Os membros serão indicados pelos respectivos órgãos e designados por ato da ministra no prazo de até 30 dias. A participação é considerada de relevante interesse público e não será remunerada.
As reuniões ocorrerão, em regra, a cada semestre, podendo haver convocações extraordinárias. A preferência é por encontros em formato de videoconferência.
Relatórios e estrutura
O comitê deverá apresentar relatórios anuais à ministra da Gestão e Inovação, avaliando tanto suas atividades quanto a implementação das reservas de vagas no serviço público federal.

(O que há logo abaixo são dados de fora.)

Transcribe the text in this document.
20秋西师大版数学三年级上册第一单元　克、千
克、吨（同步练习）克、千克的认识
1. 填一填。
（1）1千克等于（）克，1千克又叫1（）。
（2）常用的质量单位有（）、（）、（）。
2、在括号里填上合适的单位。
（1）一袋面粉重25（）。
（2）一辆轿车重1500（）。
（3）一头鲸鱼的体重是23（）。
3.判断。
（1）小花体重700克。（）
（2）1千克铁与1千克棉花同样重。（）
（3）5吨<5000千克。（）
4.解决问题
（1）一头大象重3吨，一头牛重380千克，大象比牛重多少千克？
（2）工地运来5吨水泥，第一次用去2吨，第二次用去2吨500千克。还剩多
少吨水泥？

A estrutura também prevê a possibilidade de criação de grupos de trabalho, com duração máxima de seis meses e limite de até dois grupos simultâneos.
Alcance da medida
A portaria não trata da abertura de novos concursos públicos nem estabelece regras específicas para editais futuros, mas cria um instrumento de governança e monitoramento das políticas já existentes.
Os dados analisados pelo https://concursonews.com/ indicam que a iniciativa busca fortalecer a uniformização e a efetividade da política de ações afirmativas no âmbito federal, sem alterar diretamente as normas de seleção vigentes.
Acesso ao documento
O Concurso News esclarece que a Portaria MGI nº 2.224/2026 é o documento oficial que estabelece todas as regras, competências e estrutura do comitê. A reportagem não substitui o texto original, e eventuais atualizações ou atos complementares devem ser acompanhados diretamente pelos canais oficiais do governo federal.